A la fin du XIXème siècle, au moment de la vaccination, dans le pays de Pasteur, la France a été le dernier pays à accepter les vaccins, malgré la pression des médecins qui n’en voulaient pas. On voit bien qu’il va falloir un certain courage politique pour à un moment dire : « ça suffit ». Mais un grève des médecins fait très peur. Il y en avait eu une en 2002, et dès 2003, le pouvoir avait reculé, et le système des gardes a disparu. Le problème des déserts médicaux est lié à un rapport de forces politique. On joue sur l’opinion publique. Pour la patientèle, l’image du médecin, même si elle commence à se dégrader, reste encore très positive. Quand on voit que seulement 14% des jeunes médecins s’installent en libéral, on se demande si ce système de médecine libérale est à conserver.
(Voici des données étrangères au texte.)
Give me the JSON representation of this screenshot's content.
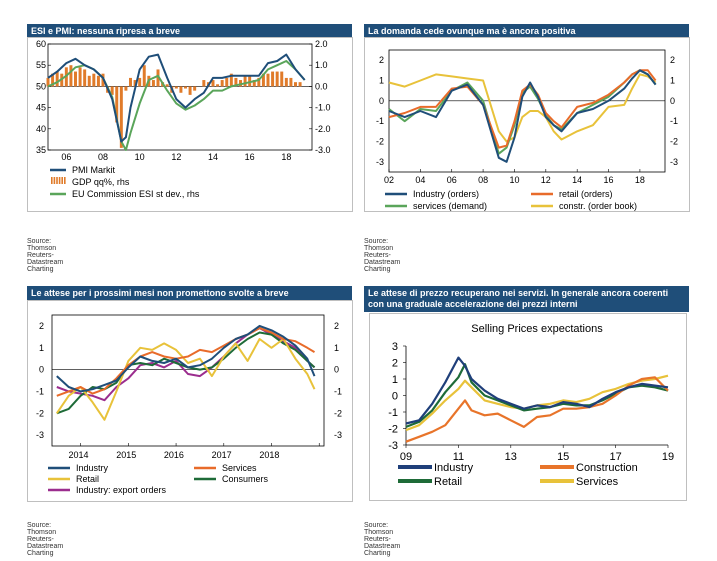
{
  "panels": [
    {
      "title": "ESI e PMI: nessuna ripresa a breve",
      "source": "Source: Thomson Reuters-Datastream Charting"
    },
    {
      "title": "La domanda cede ovunque ma è ancora positiva",
      "source": "Source: Thomson Reuters-Datastream Charting"
    },
    {
      "title": "Le attese per i prossimi mesi non promettono svolte a breve",
      "source": "Source: Thomson Reuters-Datastream Charting"
    },
    {
      "title": "Le attese di prezzo recuperano nei servizi. In generale ancora coerenti con una graduale accelerazione dei prezzi interni",
      "source": "Source: Thomson Reuters-Datastream Charting"
    }
  ],
  "chart_data": [
    {
      "type": "line",
      "left_ticks": [
        "60",
        "55",
        "50",
        "45",
        "40",
        "35"
      ],
      "right_ticks": [
        "2.0",
        "1.0",
        "0.0",
        "-1.0",
        "-2.0",
        "-3.0"
      ],
      "x_ticks": [
        "06",
        "08",
        "10",
        "12",
        "14",
        "16",
        "18"
      ],
      "ylim_left": [
        35,
        60
      ],
      "ylim_right": [
        -3,
        2
      ],
      "x": [
        2005.0,
        2005.5,
        2006.0,
        2006.5,
        2007.0,
        2007.5,
        2008.0,
        2008.5,
        2009.0,
        2009.25,
        2009.5,
        2010.0,
        2010.5,
        2011.0,
        2011.5,
        2012.0,
        2012.5,
        2013.0,
        2013.5,
        2014.0,
        2014.5,
        2015.0,
        2015.5,
        2016.0,
        2016.5,
        2017.0,
        2017.5,
        2018.0,
        2018.5,
        2019.0
      ],
      "series": [
        {
          "name": "PMI Markit",
          "axis": "left",
          "color": "#1f4e79",
          "values": [
            52,
            53.5,
            55.5,
            56.5,
            55,
            54,
            52,
            47,
            37,
            38,
            45,
            54,
            57,
            57.5,
            52,
            47,
            45,
            47,
            48.5,
            52,
            52,
            52.5,
            52.5,
            52.5,
            52.5,
            55.5,
            56,
            57.5,
            54,
            51.5
          ]
        },
        {
          "name": "EU Commission ESI st dev., rhs",
          "axis": "right",
          "color": "#5aa55a",
          "values": [
            0.0,
            0.2,
            0.5,
            0.9,
            1.0,
            0.8,
            0.4,
            -0.5,
            -2.6,
            -3.0,
            -2.2,
            -0.8,
            0.3,
            0.5,
            -0.2,
            -0.8,
            -1.1,
            -0.9,
            -0.6,
            -0.2,
            -0.2,
            0.0,
            0.1,
            0.2,
            0.3,
            0.8,
            1.0,
            1.2,
            0.8,
            0.3
          ]
        }
      ],
      "bars": {
        "name": "GDP qq%, rhs",
        "axis": "right",
        "color": "#e07b2a",
        "x": [
          2005.0,
          2005.25,
          2005.5,
          2005.75,
          2006.0,
          2006.25,
          2006.5,
          2006.75,
          2007.0,
          2007.25,
          2007.5,
          2007.75,
          2008.0,
          2008.25,
          2008.5,
          2008.75,
          2009.0,
          2009.25,
          2009.5,
          2009.75,
          2010.0,
          2010.25,
          2010.5,
          2010.75,
          2011.0,
          2011.25,
          2011.5,
          2011.75,
          2012.0,
          2012.25,
          2012.5,
          2012.75,
          2013.0,
          2013.25,
          2013.5,
          2013.75,
          2014.0,
          2014.25,
          2014.5,
          2014.75,
          2015.0,
          2015.25,
          2015.5,
          2015.75,
          2016.0,
          2016.25,
          2016.5,
          2016.75,
          2017.0,
          2017.25,
          2017.5,
          2017.75,
          2018.0,
          2018.25,
          2018.5,
          2018.75
        ],
        "values": [
          0.4,
          0.6,
          0.7,
          0.6,
          0.9,
          1.0,
          0.7,
          0.9,
          0.8,
          0.5,
          0.6,
          0.5,
          0.6,
          -0.3,
          -0.4,
          -1.7,
          -2.9,
          -0.2,
          0.4,
          0.3,
          0.4,
          1.0,
          0.5,
          0.3,
          0.8,
          0.2,
          0.1,
          -0.3,
          -0.1,
          -0.3,
          -0.1,
          -0.4,
          -0.2,
          0.0,
          0.3,
          0.2,
          0.3,
          0.1,
          0.3,
          0.4,
          0.6,
          0.4,
          0.3,
          0.5,
          0.5,
          0.3,
          0.4,
          0.6,
          0.6,
          0.7,
          0.7,
          0.7,
          0.4,
          0.4,
          0.2,
          0.2
        ]
      },
      "legend": [
        "PMI Markit",
        "GDP qq%, rhs",
        "EU Commission ESI st dev., rhs"
      ]
    },
    {
      "type": "line",
      "left_ticks": [
        "2",
        "1",
        "0",
        "-1",
        "-2",
        "-3"
      ],
      "right_ticks": [
        "2",
        "1",
        "0",
        "-1",
        "-2",
        "-3"
      ],
      "x_ticks": [
        "02",
        "04",
        "06",
        "08",
        "10",
        "12",
        "14",
        "16",
        "18"
      ],
      "ylim": [
        -3.5,
        2.5
      ],
      "x": [
        2002.0,
        2003.0,
        2004.0,
        2005.0,
        2006.0,
        2007.0,
        2008.0,
        2009.0,
        2009.5,
        2010.0,
        2010.5,
        2011.0,
        2011.5,
        2012.0,
        2012.5,
        2013.0,
        2014.0,
        2015.0,
        2016.0,
        2017.0,
        2017.5,
        2018.0,
        2018.5,
        2019.0
      ],
      "series": [
        {
          "name": "Industry (orders)",
          "color": "#1f4e79",
          "values": [
            -0.5,
            -0.8,
            -0.5,
            -0.8,
            0.5,
            0.8,
            -0.2,
            -2.8,
            -3.0,
            -1.8,
            0.2,
            0.9,
            0.2,
            -0.8,
            -1.2,
            -1.5,
            -0.6,
            -0.4,
            0.0,
            0.6,
            1.1,
            1.5,
            1.3,
            0.8
          ]
        },
        {
          "name": "retail (orders)",
          "color": "#e86b2a",
          "values": [
            -0.8,
            -0.6,
            -0.3,
            -0.3,
            0.6,
            0.7,
            -0.2,
            -2.3,
            -2.2,
            -1.0,
            0.5,
            0.8,
            0.3,
            -0.6,
            -1.0,
            -1.3,
            -0.3,
            -0.1,
            0.3,
            0.9,
            1.3,
            1.5,
            1.5,
            1.0
          ]
        },
        {
          "name": "services (demand)",
          "color": "#5aa55a",
          "values": [
            -0.4,
            -1.0,
            -0.4,
            -0.5,
            0.5,
            0.9,
            0.0,
            -2.6,
            -2.3,
            -1.2,
            0.4,
            0.7,
            0.1,
            -0.7,
            -1.2,
            -1.4,
            -0.6,
            -0.2,
            0.2,
            0.9,
            1.3,
            1.5,
            1.3,
            0.8
          ]
        },
        {
          "name": "constr. (order book)",
          "color": "#e8c23a",
          "values": [
            0.9,
            0.7,
            1.0,
            1.3,
            1.2,
            1.1,
            1.0,
            -1.5,
            -2.0,
            -1.8,
            -0.8,
            -0.5,
            -0.5,
            -0.8,
            -1.5,
            -1.9,
            -1.5,
            -1.2,
            -0.3,
            -0.2,
            0.6,
            1.3,
            1.2,
            0.9
          ]
        }
      ],
      "legend": [
        "Industry (orders)",
        "retail (orders)",
        "services (demand)",
        "constr. (order book)"
      ]
    },
    {
      "type": "line",
      "left_ticks": [
        "2",
        "1",
        "0",
        "-1",
        "-2",
        "-3"
      ],
      "right_ticks": [
        "2",
        "1",
        "0",
        "-1",
        "-2",
        "-3"
      ],
      "x_ticks": [
        "2014",
        "2015",
        "2016",
        "2017",
        "2018"
      ],
      "ylim": [
        -3.5,
        2.5
      ],
      "x": [
        2013.5,
        2013.75,
        2014.0,
        2014.25,
        2014.5,
        2014.75,
        2015.0,
        2015.25,
        2015.5,
        2015.75,
        2016.0,
        2016.25,
        2016.5,
        2016.75,
        2017.0,
        2017.25,
        2017.5,
        2017.75,
        2018.0,
        2018.25,
        2018.5,
        2018.75,
        2018.9
      ],
      "series": [
        {
          "name": "Industry",
          "color": "#1f4e79",
          "values": [
            -0.3,
            -0.8,
            -1.0,
            -0.9,
            -0.7,
            -0.5,
            0.1,
            0.6,
            0.4,
            0.3,
            0.5,
            0.1,
            0.2,
            0.5,
            1.0,
            1.4,
            1.6,
            2.0,
            1.8,
            1.5,
            1.1,
            0.5,
            -0.3
          ]
        },
        {
          "name": "Services",
          "color": "#e86b2a",
          "values": [
            -1.2,
            -1.0,
            -0.8,
            -1.1,
            -0.9,
            -0.4,
            0.2,
            0.6,
            0.8,
            0.6,
            0.5,
            0.6,
            0.9,
            0.8,
            1.1,
            1.4,
            1.6,
            1.9,
            1.7,
            1.4,
            1.3,
            1.0,
            0.8
          ]
        },
        {
          "name": "Retail",
          "color": "#e8c23a",
          "values": [
            -2.0,
            -1.2,
            -0.8,
            -1.5,
            -2.3,
            -1.0,
            0.4,
            1.0,
            0.9,
            1.2,
            0.9,
            0.3,
            0.5,
            -0.3,
            0.6,
            1.2,
            0.4,
            1.4,
            1.0,
            1.4,
            0.5,
            -0.2,
            -0.9
          ]
        },
        {
          "name": "Consumers",
          "color": "#1e6b38",
          "values": [
            -2.0,
            -1.8,
            -1.2,
            -0.8,
            -0.9,
            -0.6,
            0.2,
            0.3,
            0.2,
            0.5,
            0.3,
            0.1,
            0.0,
            0.1,
            0.5,
            1.0,
            1.4,
            1.7,
            1.6,
            1.2,
            0.9,
            0.4,
            0.1
          ]
        },
        {
          "name": "Industry: export orders",
          "color": "#9b2d8e",
          "values": [
            -0.8,
            -1.0,
            -1.1,
            -1.2,
            -1.4,
            -0.8,
            -0.4,
            0.2,
            0.3,
            0.1,
            0.4,
            -0.2,
            -0.3,
            0.1,
            0.6,
            1.2,
            1.6,
            1.9,
            1.6,
            1.3,
            1.0,
            0.4,
            0.1
          ]
        }
      ],
      "legend": [
        "Industry",
        "Services",
        "Retail",
        "Consumers",
        "Industry: export orders"
      ]
    },
    {
      "type": "line",
      "title": "Selling Prices expectations",
      "left_ticks": [
        "3",
        "2",
        "1",
        "0",
        "-1",
        "-2",
        "-3"
      ],
      "x_ticks": [
        "09",
        "11",
        "13",
        "15",
        "17",
        "19"
      ],
      "ylim": [
        -3,
        3
      ],
      "x": [
        2009.0,
        2009.5,
        2010.0,
        2010.5,
        2011.0,
        2011.25,
        2011.5,
        2012.0,
        2012.5,
        2013.0,
        2013.5,
        2014.0,
        2014.5,
        2015.0,
        2015.5,
        2016.0,
        2016.5,
        2017.0,
        2017.5,
        2018.0,
        2018.5,
        2019.0
      ],
      "series": [
        {
          "name": "Industry",
          "color": "#1f3f7a",
          "values": [
            -1.7,
            -1.5,
            -0.5,
            0.8,
            2.3,
            1.8,
            1.0,
            0.3,
            -0.2,
            -0.5,
            -0.8,
            -0.6,
            -0.7,
            -0.4,
            -0.5,
            -0.7,
            -0.2,
            0.2,
            0.5,
            0.7,
            0.6,
            0.5
          ]
        },
        {
          "name": "Construction",
          "color": "#e8742a",
          "values": [
            -2.8,
            -2.5,
            -2.2,
            -1.8,
            -0.8,
            -0.3,
            -0.9,
            -1.2,
            -1.1,
            -1.5,
            -1.9,
            -1.3,
            -1.2,
            -0.8,
            -0.8,
            -0.7,
            -0.5,
            0.0,
            0.6,
            1.0,
            1.1,
            0.3
          ]
        },
        {
          "name": "Retail",
          "color": "#1e6b38",
          "values": [
            -1.9,
            -1.6,
            -0.9,
            0.2,
            1.1,
            1.9,
            0.8,
            0.0,
            -0.3,
            -0.6,
            -0.9,
            -0.8,
            -0.7,
            -0.5,
            -0.6,
            -0.6,
            -0.3,
            0.1,
            0.5,
            0.6,
            0.5,
            0.3
          ]
        },
        {
          "name": "Services",
          "color": "#e8c23a",
          "values": [
            -2.1,
            -1.8,
            -1.1,
            -0.3,
            0.4,
            0.9,
            0.5,
            -0.3,
            -0.5,
            -0.7,
            -0.8,
            -0.6,
            -0.5,
            -0.3,
            -0.4,
            -0.2,
            0.2,
            0.4,
            0.7,
            0.9,
            1.0,
            1.2
          ]
        }
      ],
      "legend": [
        "Industry",
        "Construction",
        "Retail",
        "Services"
      ]
    }
  ]
}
Il faut penser plus loin que la simple obligation de s’installer quelque part. Enfin, il faut admettre que quand un territoire n’a que 10 habitants par kilomètre carré, on ne peut pas sérieusement exiger qu’il ait les mêmes services de médecine que là où il y a 2000 habitants.

Michaela Wiegel :
Ce qui me fascine avec ce sujet, c’est qu’on en discute comme si la France était une île, alors qu’elle est déjà dans un marché de la Santé de plus en plus compétitif. La France recrute des médecins, mais aussi des infirmiers ou des aide-soignants dans d’autres pays, de l’autre côté de la Méditerranée ou dans les Balkans. Nous sommes dans une économie ouverte, et pourtant ce sont les mêmes idées qui reviennent dès qu’il y a un problème en France : réglementer, restreindre, et attaquer le libéralisme. Mais cela ne me semble pas très opérant.
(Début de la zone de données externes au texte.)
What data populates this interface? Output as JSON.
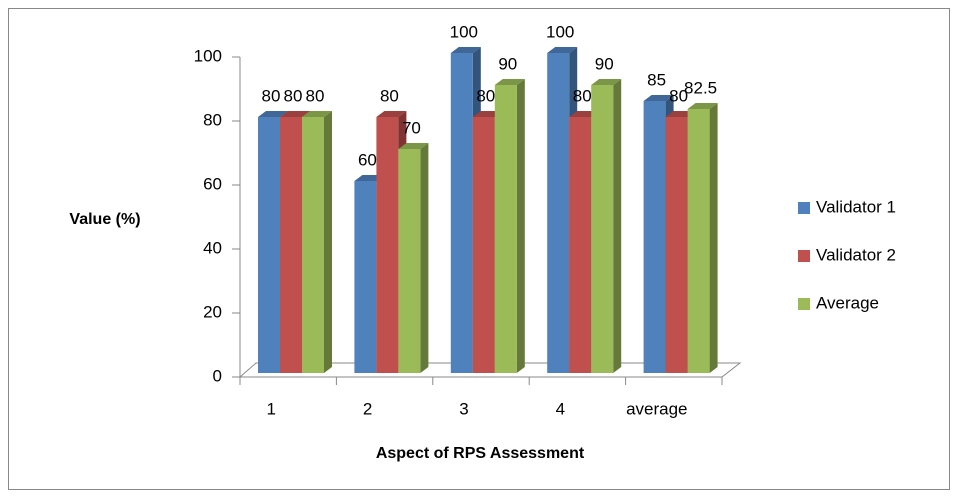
{
  "chart_data": {
    "type": "bar3d",
    "x_label": "Aspect of RPS Assessment",
    "y_label": "Value (%)",
    "categories": [
      "1",
      "2",
      "3",
      "4",
      "average"
    ],
    "series": [
      {
        "name": "Validator 1",
        "color": "#4f81bd",
        "values": [
          80,
          60,
          100,
          100,
          85
        ]
      },
      {
        "name": "Validator 2",
        "color": "#c0504d",
        "values": [
          80,
          80,
          80,
          80,
          80
        ]
      },
      {
        "name": "Average",
        "color": "#9bbb59",
        "values": [
          80,
          70,
          90,
          90,
          82.5
        ]
      }
    ],
    "ylim": [
      0,
      100
    ],
    "yticks": [
      0,
      20,
      40,
      60,
      80,
      100
    ],
    "legend": "right"
  }
}
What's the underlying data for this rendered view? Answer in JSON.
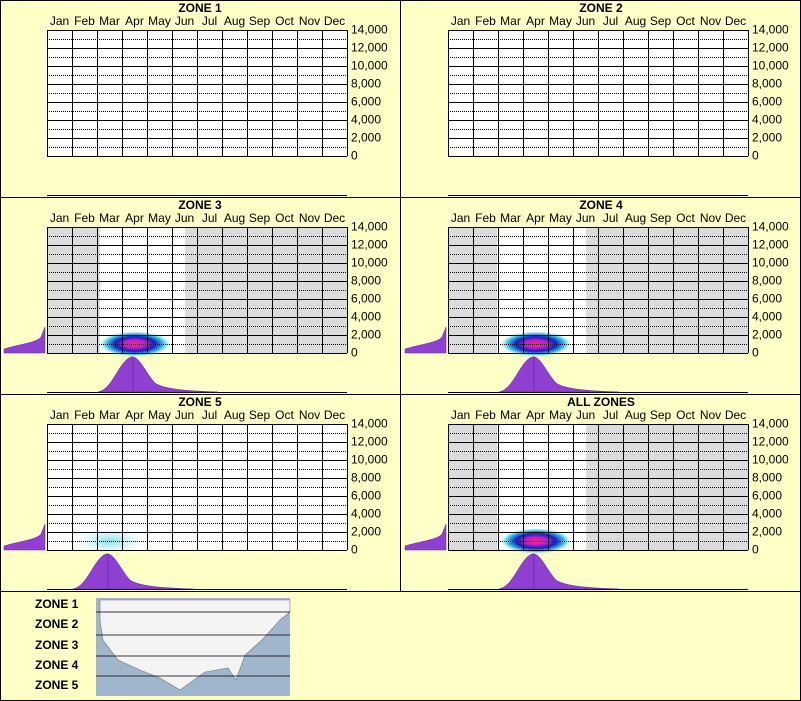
{
  "panels": [
    {
      "title": "ZONE 1"
    },
    {
      "title": "ZONE 2"
    },
    {
      "title": "ZONE 3"
    },
    {
      "title": "ZONE 4"
    },
    {
      "title": "ZONE 5"
    },
    {
      "title": "ALL ZONES"
    }
  ],
  "months": [
    "Jan",
    "Feb",
    "Mar",
    "Apr",
    "May",
    "Jun",
    "Jul",
    "Aug",
    "Sep",
    "Oct",
    "Nov",
    "Dec"
  ],
  "ylim": [
    0,
    14000
  ],
  "yticks": [
    0,
    {
      "value": 2000,
      "label": "2,000"
    },
    {
      "value": 4000,
      "label": "4,000"
    },
    {
      "value": 6000,
      "label": "6,000"
    },
    {
      "value": 8000,
      "label": "8,000"
    },
    {
      "value": 10000,
      "label": "10,000"
    },
    {
      "value": 12000,
      "label": "12,000"
    },
    {
      "value": 14000,
      "label": "14,000"
    }
  ],
  "legend": [
    "ZONE 1",
    "ZONE 2",
    "ZONE 3",
    "ZONE 4",
    "ZONE 5"
  ]
}
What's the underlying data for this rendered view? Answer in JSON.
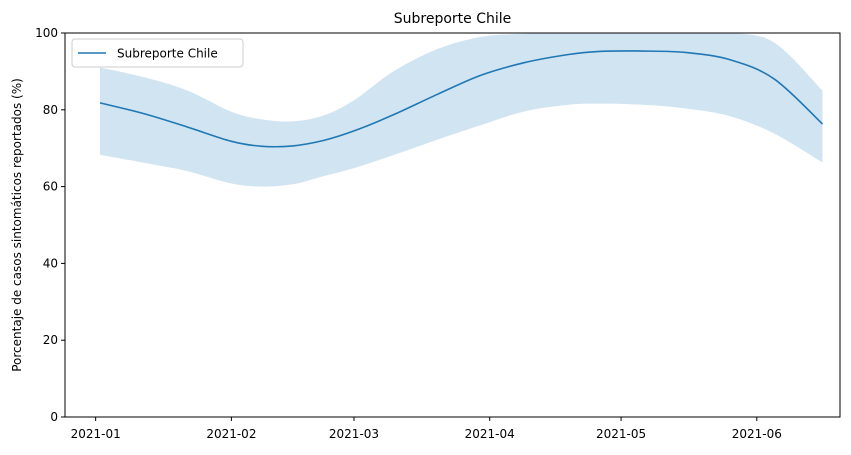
{
  "chart_data": {
    "type": "area",
    "title": "Subreporte Chile",
    "xlabel": "",
    "ylabel": "Porcentaje de casos sintomáticos reportados (%)",
    "ylim": [
      0,
      100
    ],
    "xlim": [
      "2020-12-25",
      "2021-06-20"
    ],
    "x_ticks": [
      "2021-01",
      "2021-02",
      "2021-03",
      "2021-04",
      "2021-05",
      "2021-06"
    ],
    "y_ticks": [
      0,
      20,
      40,
      60,
      80,
      100
    ],
    "legend_position": "top-left",
    "grid": false,
    "colors": {
      "line": "#1f77b4",
      "band": "#d1e4f1",
      "frame": "#000000"
    },
    "series": [
      {
        "name": "Subreporte Chile",
        "x": [
          "2021-01-02",
          "2021-01-12",
          "2021-01-22",
          "2021-02-01",
          "2021-02-08",
          "2021-02-15",
          "2021-02-22",
          "2021-03-01",
          "2021-03-10",
          "2021-03-20",
          "2021-03-30",
          "2021-04-09",
          "2021-04-19",
          "2021-04-26",
          "2021-05-06",
          "2021-05-16",
          "2021-05-26",
          "2021-06-05",
          "2021-06-16"
        ],
        "y": [
          81.8,
          79.0,
          75.5,
          71.8,
          70.5,
          70.6,
          72.0,
          74.5,
          78.7,
          84.0,
          89.0,
          92.3,
          94.4,
          95.2,
          95.3,
          94.9,
          93.0,
          88.0,
          76.3
        ],
        "lower": [
          68.3,
          66.2,
          64.0,
          60.8,
          60.0,
          60.6,
          62.7,
          64.8,
          68.2,
          72.2,
          76.0,
          79.6,
          81.3,
          81.6,
          81.3,
          80.3,
          78.3,
          73.8,
          66.3
        ],
        "upper": [
          91.0,
          88.5,
          85.0,
          79.5,
          77.5,
          77.0,
          78.5,
          82.5,
          90.0,
          95.8,
          99.0,
          99.8,
          100,
          100,
          100,
          100,
          100,
          97.5,
          85.0
        ]
      }
    ]
  }
}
Quand on regarde les maux français actuels, ils sont déjà le résultat d’un système très réglementé. En France, la sélection des futurs médecins est très difficile et très compétitive, sur des critères qui sont par ailleurs assez discutables. Et puis, pour les spécialités, c’est le fameux système français des concours : ce n’est pas celui qui a une volonté ou une vocation qui obtient une spécialité, c’est une pure question de notation. A la fin d’un tel circuit, on a beaucoup de gens qui ont l’impression de ne pas faire ce qu’ils voulaient au départ. C’est notamment le cas des généralistes, dont la plupart sont des médecins qui n’ont pas pu faire de spécialisation. Même si en tant qu’internistes ils ont fait de longues études comparables à celles des spécialistes, ils n’ont pas les mêmes choix, ni les mêmes perspectives de rémunération.
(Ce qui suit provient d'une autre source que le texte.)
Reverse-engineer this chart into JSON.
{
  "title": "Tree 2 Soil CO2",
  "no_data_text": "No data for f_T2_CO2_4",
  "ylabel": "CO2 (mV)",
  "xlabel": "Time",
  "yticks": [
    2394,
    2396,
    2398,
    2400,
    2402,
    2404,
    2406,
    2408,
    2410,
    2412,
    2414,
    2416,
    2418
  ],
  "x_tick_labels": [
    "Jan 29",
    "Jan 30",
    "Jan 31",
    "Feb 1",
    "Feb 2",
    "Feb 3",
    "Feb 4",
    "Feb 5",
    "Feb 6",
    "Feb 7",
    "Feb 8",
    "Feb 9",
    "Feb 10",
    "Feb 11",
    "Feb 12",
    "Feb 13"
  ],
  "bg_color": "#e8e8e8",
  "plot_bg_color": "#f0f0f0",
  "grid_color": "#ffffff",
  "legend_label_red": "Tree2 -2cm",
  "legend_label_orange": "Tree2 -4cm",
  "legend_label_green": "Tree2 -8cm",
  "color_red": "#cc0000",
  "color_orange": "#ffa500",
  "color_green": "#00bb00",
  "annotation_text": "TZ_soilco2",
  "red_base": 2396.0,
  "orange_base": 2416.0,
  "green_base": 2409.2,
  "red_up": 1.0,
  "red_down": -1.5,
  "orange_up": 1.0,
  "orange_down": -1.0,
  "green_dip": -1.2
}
Pour ma part, j’ai l’impression que la pénurie de médecins est en grande partie liée à l’attractivité du métier, il y a un problème de vocations. En France, le grand nombre de femmes médecins qui s’arrêtent d’exercer est par exemple très frappant. Comme souvent dans ce pays, il me semble que ce sont les conditions du travail qui sont à changer, pour résoudre le manque de professionnels.

Isabelle de Gaulmyn :
C’est l’une des caractéristiques de notre époque : tous les anciens métiers « à vocation » sont en crise : Qu’il s’agisse des enseignants, des médecins, des infirmières, etc. La vocation ne suffit plus aujourd’hui.
D’autre part, la loi qui est en train d’être votée prévoit des passages beaucoup plus simples pour que des médecins venus d’Afrique du Nord ou d’Europe de l’Est puissent s’installer en France. Cela se fait d’ailleurs déjà, et il est un peu paradoxal de constater que la droite française qui défend ce texte ne défend pas vraiment une immigration facilitée …
Lucile évoquait la télé-médecine, il est vrai que c’est contre-intuitif : c’est tellement loin de cette idée qu’on se fait du contact presque physique avec un médecin, mais peut-être l’avenir est-il là ? C’est en tous cas une voie à explorer.

Béatrice Giblin :
Je partage assez largement l’avis de Michaela, mas je crois qu’il ne s’agit pas seulement d’un problème d’attractivité. N’oublions pas que le numerus clausus était une demande des médecins. Certes, la Sécurité sociale était d’accord, pensant que cela ferait baisser le nombre d’actes et de prescriptions à rembourser. Mais on présente toujours cela comme une erreur venue de l‘Etat, or ce n’est pas exactement le cas : ce sont les médecins qui ne voulaient pas partager le gâteau. La responsabilité de la confédération syndicale des médecins français est grande dans la situation actuelle de déserts médicaux.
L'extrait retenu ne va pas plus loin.